Despite his break with his most important spiritual teacher, Toomer’s eventual turn to Quakerism brought him to a belief system that, while distinctly Quaker, possessed a definite Gurdjieffian core. His blending of Gurdjieff’s teachings and Quakerism demonstrates the lived hybridity of mystic practice and esotericism. Toomer’s mystic Quakerism celebrated the similarities between the two systems of thought, including an emphasis on direct experience and individual responsibility for one’s own religious development. Toomer believed both practices were founded upon the idea of reaching for Something Greater beyond one’s own consciousness. Always oriented toward the mystical experience, Toomer’s Quaker writings and teachings retained their Gurdjieffian edge. For instance, Toomer’s 1945 statement to the Buckingham Meeting is a distillation of Gurdjieff’s theory of the internal landscape of human beings. “Human beings naturally live in three worlds, the physical, emotional, and mental,” Toomer explains, “Man’s primary need is to find the roots of his life in a fourth world, the spiritual… We are moved towards our divine home.”  Moreover, Toomer continued to adhere to Gurdjieff’s thought regarding “social action.” He believed strongly that human beings had a responsibility to the well-being of the universe, but held no allegiance to political, economic, or social systems (Kerman and Eldridge 1987, 266).  
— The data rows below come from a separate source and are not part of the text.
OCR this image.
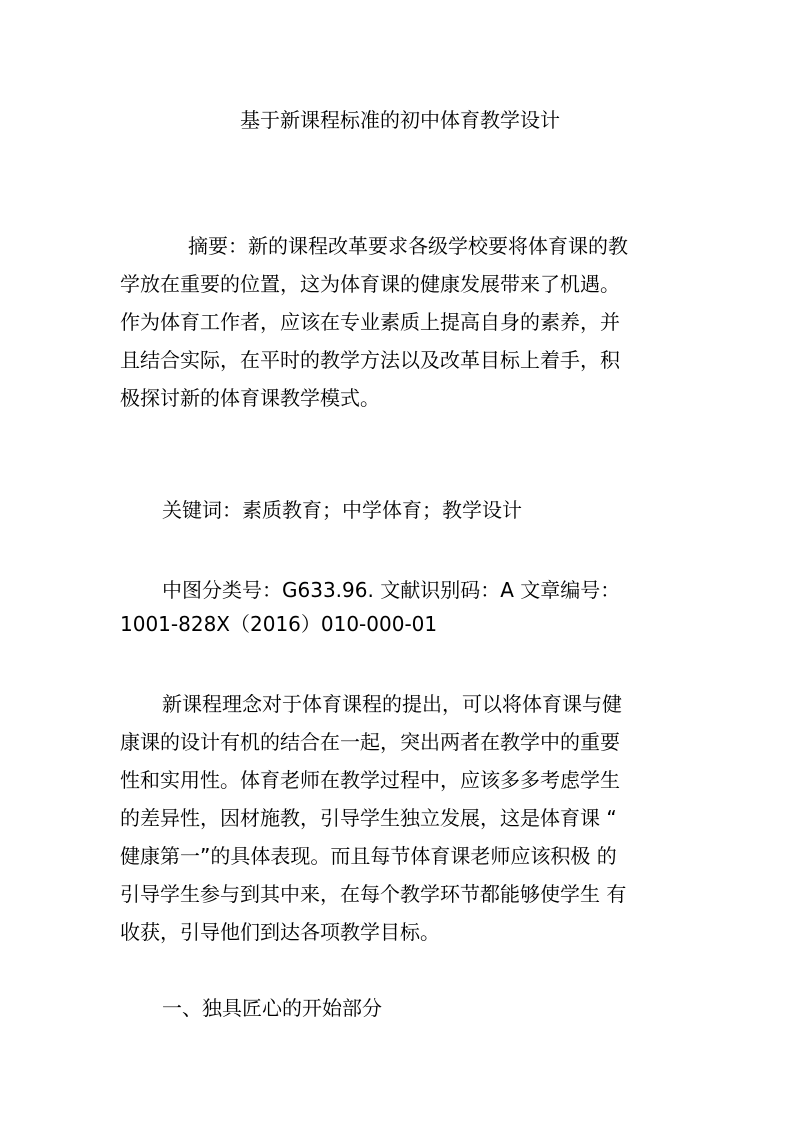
基于新课程标准的初中体育教学设计
摘要：新的课程改革要求各级学校要将体育课的教
学放在重要的位置，这为体育课的健康发展带来了机遇。
作为体育工作者，应该在专业素质上提高自身的素养，并
且结合实际，在平时的教学方法以及改革目标上着手，积
极探讨新的体育课教学模式。
关键词：素质教育；中学体育；教学设计
中图分类号：G633.96. 文献识别码：A 文章编号：
1001-828X（2016）010-000-01
新课程理念对于体育课程的提出，可以将体育课与健
康课的设计有机的结合在一起，突出两者在教学中的重要
性和实用性。体育老师在教学过程中，应该多多考虑学生
的差异性，因材施教，引导学生独立发展，这是体育课 “
健康第一”的具体表现。而且每节体育课老师应该积极 的
引导学生参与到其中来，在每个教学环节都能够使学生 有
收获，引导他们到达各项教学目标。
一、独具匠心的开始部分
Toomer’s quest reflects the most intimate anxieties about spiritual and physical belonging. Religious identity remained elusive for Toomer. He remained a man “uprooted” and “exiled” spiritually and racially. Conversion was the always ever unfinished work of his life. In this way, Toomer points us to the losses and ambiguities circulating through late-nineteenth and early twentieth century American stories of “progress” and redemption.

Abstract for Online Program Book (maximum 150 words)

Jean Toomer’s life (1894-1967) was marked by a series of conversions. His novel Cane – an essential work of the Harlem Renaissance – was the result of one such conversion. This paper traces Toomer’s conversions – to Quaker mysticism, for instance, or to the teaching of Georges Gurdjieff – as it challenges familiar accounts of religious conversion. While exploring white, evangelical expectations of conversion experiences, this paper interrogates the North American cultural reliance on redemption narratives as a persistent manifestation of American exceptionalism. Conversion experiences grounded Jean Toomer’s sense of self while propelling him forward on his quest for wholeness within himself and with the universe. In many ways, conversion was the work of his life. This paper explores his work and its implications for the American call to progress. Furthermore, it demonstrates the lived hybridity of mystic practice and esotericism by examining the progression of Toomer’s conversion experiences.